Ensembles of GANs for synthetic training data generation
This addresses data scarcity issues for researchers and practitioners in fields like medical imaging, but it is incremental as it builds on existing GAN methods.
The paper tackles the problem of insufficient training data in deep learning, particularly in medical imaging, by using ensembles of GANs to generate synthetic data, showing that this approach improves diversity and reduces over-fitting compared to single GANs, with tests on synthetic 2D data and datasets like SVHN and CIFAR-10.
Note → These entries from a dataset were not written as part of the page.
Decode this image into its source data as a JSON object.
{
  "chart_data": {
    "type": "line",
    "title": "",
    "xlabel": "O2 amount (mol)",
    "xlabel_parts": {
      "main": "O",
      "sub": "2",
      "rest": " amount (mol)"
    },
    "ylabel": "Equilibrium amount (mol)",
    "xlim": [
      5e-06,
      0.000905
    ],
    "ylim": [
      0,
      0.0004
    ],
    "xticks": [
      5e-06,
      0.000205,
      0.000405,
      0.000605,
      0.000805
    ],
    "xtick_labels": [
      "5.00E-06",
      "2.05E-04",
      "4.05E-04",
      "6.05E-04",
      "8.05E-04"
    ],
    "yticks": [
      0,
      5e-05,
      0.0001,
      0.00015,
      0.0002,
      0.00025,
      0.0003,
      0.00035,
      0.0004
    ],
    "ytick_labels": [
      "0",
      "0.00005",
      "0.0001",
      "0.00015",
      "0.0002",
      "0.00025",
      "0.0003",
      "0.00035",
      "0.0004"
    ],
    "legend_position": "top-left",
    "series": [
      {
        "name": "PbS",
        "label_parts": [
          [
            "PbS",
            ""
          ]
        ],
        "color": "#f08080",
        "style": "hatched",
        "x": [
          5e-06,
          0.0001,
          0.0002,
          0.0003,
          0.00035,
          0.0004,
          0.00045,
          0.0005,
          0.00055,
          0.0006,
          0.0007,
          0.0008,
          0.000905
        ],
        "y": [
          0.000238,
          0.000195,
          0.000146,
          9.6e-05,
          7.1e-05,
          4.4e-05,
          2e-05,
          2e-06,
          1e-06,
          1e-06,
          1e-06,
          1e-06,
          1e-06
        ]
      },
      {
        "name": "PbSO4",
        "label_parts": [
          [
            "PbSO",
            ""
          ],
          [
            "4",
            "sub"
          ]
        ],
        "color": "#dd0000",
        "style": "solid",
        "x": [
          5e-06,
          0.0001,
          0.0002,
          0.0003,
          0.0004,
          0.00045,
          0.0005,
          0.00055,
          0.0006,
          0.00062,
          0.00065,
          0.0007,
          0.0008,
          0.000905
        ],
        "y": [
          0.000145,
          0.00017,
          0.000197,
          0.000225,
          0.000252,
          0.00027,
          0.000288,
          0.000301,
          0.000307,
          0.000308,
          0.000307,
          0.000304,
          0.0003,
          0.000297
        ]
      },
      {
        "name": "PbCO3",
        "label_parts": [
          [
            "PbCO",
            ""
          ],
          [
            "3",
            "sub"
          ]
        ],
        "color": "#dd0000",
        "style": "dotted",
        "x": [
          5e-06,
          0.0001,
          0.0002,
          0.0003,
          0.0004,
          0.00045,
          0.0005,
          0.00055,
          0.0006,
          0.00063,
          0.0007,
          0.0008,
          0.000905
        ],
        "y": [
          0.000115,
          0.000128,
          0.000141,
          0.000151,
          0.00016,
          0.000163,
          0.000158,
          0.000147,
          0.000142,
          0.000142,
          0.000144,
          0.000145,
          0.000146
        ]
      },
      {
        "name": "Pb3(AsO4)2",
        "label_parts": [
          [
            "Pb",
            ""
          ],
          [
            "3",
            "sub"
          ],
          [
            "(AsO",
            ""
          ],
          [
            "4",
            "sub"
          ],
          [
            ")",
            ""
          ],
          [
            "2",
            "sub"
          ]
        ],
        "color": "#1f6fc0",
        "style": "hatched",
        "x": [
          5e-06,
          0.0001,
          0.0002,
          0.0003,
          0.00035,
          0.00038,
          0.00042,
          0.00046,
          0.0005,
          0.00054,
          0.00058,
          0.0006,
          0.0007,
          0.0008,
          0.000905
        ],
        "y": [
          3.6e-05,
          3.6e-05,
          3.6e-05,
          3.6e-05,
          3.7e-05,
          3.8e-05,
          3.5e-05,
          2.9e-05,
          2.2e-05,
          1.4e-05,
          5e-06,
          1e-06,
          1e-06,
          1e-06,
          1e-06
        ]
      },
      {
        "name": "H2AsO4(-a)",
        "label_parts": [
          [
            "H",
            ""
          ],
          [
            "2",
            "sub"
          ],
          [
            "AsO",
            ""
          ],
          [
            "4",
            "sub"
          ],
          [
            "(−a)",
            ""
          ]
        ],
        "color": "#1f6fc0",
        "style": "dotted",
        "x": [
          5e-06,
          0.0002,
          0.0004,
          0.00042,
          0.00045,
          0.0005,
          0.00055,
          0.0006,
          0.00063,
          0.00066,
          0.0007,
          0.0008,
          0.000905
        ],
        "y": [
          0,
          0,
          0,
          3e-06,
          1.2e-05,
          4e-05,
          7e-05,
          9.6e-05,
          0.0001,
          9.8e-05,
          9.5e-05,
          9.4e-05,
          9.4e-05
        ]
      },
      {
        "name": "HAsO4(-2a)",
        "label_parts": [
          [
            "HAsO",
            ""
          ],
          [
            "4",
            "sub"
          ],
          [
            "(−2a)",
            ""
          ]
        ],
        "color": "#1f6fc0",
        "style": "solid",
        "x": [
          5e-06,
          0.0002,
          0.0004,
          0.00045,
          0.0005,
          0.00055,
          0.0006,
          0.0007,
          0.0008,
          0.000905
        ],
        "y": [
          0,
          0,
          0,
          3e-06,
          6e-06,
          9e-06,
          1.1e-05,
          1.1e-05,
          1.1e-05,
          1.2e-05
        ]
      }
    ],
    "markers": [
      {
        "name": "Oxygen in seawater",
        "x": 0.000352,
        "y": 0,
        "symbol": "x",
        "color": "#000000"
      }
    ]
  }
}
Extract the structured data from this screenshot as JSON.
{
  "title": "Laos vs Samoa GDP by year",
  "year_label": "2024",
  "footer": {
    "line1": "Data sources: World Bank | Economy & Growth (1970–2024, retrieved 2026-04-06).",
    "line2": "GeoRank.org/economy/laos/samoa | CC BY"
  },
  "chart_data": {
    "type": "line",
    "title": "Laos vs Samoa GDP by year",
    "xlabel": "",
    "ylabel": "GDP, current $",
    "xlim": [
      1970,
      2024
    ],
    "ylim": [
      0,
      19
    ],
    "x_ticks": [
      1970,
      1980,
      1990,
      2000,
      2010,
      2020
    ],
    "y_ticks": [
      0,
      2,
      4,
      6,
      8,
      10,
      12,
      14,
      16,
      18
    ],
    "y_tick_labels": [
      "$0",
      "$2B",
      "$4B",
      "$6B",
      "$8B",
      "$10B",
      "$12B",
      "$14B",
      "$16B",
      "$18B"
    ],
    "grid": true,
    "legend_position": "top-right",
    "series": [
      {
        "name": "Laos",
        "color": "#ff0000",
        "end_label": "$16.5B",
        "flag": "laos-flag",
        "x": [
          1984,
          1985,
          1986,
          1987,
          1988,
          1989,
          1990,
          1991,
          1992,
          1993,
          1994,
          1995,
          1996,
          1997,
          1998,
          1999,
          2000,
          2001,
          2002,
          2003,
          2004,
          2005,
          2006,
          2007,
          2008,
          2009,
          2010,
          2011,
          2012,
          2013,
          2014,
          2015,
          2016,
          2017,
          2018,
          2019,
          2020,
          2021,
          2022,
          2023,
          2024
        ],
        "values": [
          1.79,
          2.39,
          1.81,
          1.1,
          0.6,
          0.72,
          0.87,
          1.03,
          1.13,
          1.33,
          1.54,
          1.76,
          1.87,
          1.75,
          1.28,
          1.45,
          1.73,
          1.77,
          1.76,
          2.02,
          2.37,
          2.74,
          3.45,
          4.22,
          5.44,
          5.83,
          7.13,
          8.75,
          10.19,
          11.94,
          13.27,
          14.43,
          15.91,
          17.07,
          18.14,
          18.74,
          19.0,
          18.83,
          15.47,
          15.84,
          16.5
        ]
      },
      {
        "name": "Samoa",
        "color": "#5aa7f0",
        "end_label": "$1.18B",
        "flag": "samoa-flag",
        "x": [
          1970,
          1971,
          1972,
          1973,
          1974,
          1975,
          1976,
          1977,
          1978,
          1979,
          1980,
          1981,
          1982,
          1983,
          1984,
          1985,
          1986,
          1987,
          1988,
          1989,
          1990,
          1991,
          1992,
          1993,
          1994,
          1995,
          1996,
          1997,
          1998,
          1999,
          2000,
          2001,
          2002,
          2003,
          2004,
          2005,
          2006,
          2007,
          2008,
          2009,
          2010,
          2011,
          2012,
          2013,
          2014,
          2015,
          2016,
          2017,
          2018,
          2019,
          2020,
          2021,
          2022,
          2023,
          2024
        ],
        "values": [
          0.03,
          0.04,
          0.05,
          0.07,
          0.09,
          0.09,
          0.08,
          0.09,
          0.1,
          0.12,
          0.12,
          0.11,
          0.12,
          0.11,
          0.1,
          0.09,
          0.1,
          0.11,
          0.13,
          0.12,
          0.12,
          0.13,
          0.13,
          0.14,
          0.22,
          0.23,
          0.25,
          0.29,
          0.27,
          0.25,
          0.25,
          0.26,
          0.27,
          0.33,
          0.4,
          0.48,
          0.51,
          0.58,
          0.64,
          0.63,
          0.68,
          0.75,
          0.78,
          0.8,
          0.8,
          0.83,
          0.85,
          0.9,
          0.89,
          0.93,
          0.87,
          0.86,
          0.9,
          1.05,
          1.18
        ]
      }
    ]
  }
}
Insufficient training data is a major bottleneck for most deep learning practices, not least in medical imaging where data is difficult to collect and publicly available datasets are scarce due to ethics and privacy. This work investigates the use of synthetic images, created by generative adversarial networks (GANs), as the only source of training data. We demonstrate that for this application, it is of great importance to make use of multiple GANs to improve the diversity of the generated data, i.e. to sufficiently cover the data distribution. While a single GAN can generate seemingly diverse image content, training on this data in most cases lead to severe over-fitting. We test the impact of ensembled GANs on synthetic 2D data as well as common image datasets (SVHN and CIFAR-10), and using both DCGANs and progressively growing GANs. As a specific use case, we focus on synthesizing digital pathology patches to provide anonymized training data.